Он присел на пол возле ее стула, напряженно глядя на нее.
В Шанхае, мистер Шеннон, есть место, которое называется Дом умирающих, – для старых нищих, для умирающих бедняков. Их дети и внуки – бедняки и приводят их туда… умирать на соломенных матах. В первое посещение меня это потрясло, и я убежала. Но потом снова пришла и увидела, что их дети и внуки и сторожа дома положили на соломенные маты возле их смертного ложа вещи, которые должны были их утешить, – цветы, трубки опиума, какие-то религиозные эмблемы. Это дало мне силу прийти снова и рисовать лица умирающих. У некоторых оставались живыми только одни глаза. Но, поверьте, мистер Шеннон, эти глаза умирающих бедняков, возле которых лежали последние маленькие знаки внимания к ним, глаза, с последними неясными проблесками жизни, – уверяю вас, мистер Шеннон, – светили ясно, как звезды Южного Креста. А теперь… я сделаю вам признание, на которое, пожалуй, только старая дева, внучка поэта-романтика, и способна… За всю свою жизнь я не видела ничего прекраснее, чем эти глаза… включая даже вид с этой веранды между небом и морем… и последнее время… последнее время дедушка смотрит на меня такими глазами. (Резко поднимается и подходит к краю веранды.) Скажите, что это за звуки я все время слышу оттуда?
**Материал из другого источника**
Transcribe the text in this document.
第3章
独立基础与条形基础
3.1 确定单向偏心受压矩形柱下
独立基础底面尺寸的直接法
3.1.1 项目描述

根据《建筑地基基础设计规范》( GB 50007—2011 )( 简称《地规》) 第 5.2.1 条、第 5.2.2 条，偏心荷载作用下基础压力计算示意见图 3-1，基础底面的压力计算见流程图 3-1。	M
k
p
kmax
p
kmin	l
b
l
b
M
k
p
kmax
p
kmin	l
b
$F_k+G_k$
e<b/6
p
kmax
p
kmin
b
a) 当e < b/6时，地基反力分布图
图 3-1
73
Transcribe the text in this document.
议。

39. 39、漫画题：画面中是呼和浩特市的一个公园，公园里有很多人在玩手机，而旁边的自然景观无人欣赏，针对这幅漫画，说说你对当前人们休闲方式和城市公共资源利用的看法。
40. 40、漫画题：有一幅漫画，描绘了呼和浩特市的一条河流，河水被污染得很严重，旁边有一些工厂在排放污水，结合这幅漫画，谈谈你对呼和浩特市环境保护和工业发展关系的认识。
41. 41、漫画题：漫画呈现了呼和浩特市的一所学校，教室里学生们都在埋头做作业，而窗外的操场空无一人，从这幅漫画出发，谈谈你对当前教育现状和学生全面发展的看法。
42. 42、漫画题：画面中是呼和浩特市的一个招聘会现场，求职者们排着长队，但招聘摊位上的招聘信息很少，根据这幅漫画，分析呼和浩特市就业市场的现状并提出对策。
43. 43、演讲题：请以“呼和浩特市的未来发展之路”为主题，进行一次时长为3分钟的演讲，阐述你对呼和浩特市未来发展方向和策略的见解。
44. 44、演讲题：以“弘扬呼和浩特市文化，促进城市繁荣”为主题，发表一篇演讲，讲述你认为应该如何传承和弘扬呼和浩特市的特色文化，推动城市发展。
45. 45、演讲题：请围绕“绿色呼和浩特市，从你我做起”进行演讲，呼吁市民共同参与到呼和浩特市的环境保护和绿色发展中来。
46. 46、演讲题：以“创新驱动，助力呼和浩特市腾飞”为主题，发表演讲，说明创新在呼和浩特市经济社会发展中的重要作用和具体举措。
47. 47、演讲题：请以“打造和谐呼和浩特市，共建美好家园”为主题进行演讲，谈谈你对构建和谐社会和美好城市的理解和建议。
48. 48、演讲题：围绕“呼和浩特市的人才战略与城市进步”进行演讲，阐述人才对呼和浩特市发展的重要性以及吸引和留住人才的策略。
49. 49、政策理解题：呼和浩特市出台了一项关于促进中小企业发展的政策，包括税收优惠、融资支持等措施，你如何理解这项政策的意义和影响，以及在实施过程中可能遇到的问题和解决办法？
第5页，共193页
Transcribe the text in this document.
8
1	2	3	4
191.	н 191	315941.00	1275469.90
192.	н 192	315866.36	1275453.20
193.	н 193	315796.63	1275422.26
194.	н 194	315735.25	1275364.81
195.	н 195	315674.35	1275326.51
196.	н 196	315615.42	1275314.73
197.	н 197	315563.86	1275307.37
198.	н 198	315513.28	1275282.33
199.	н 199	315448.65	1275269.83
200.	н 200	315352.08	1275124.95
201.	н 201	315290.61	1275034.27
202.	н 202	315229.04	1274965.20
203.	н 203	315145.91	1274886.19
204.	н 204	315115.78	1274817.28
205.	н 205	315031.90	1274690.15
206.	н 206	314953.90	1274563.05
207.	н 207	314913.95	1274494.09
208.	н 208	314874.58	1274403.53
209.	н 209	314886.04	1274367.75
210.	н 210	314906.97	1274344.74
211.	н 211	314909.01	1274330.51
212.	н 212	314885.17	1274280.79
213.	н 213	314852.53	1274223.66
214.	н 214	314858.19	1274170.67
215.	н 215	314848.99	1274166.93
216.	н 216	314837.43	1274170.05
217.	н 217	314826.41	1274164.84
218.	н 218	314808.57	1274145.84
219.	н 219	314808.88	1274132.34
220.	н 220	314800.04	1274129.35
Шеннон. Джаз в ресторане, на берегу.
Ханна. Я не о том. Я спрашиваю, кто там царапается и все время шуршит под верандой?
Шеннон. Ах, это… Мексиканцы поймали игуану и привязали к столбу под верандой. Ну а она, само собой, рвется на волю… натянет веревку до отказа, и – стоп. Ха-ха-ха, вот и все… (Повторяет строки дедушкиной поэмы: «Ветвь апельсина смотрит в небо…» и т д.) Скажите, мисс Джелкс, у вас есть какая-нибудь личная жизнь? Кроме акварелей, рисунков, путешествий с дедушкой?
Ханна. Мы с дедушкой создаем друг другу дом. Вы понимаете, что я хочу сказать? Не то, что это значит для всех, – не крыша над головой, не свой очаг. Для меня дом – это… не место, не здание… не постройка из дерева, кирпича, камня. Мой дом – это то, что связывает двух людей, то, в чем каждый из них… находит себе приют и покой… Может быть, звучит чуть приподнято, но вы ведь понимаете меня, мистер Шеннон?
Шеннон. Да, и очень хорошо, но только…
Ханна. Опять вы недоговариваете…
Шеннон. Лучше недоговорю… А то могу брякнуть такое, что причиню вам боль.
Ханна. Я не так чувствительна, мистер Шеннон.
Шеннон. Ну что ж, тогда скажу. (Подходит к столику со спиртным.) Если птице надо свить гнездо, чтобы жить в нем, она не станет его вить на дереве, которое может упасть.
Ханна. Я не птица, мистер Шеннон.
Шеннон. Это только метафора, мисс Джелкс.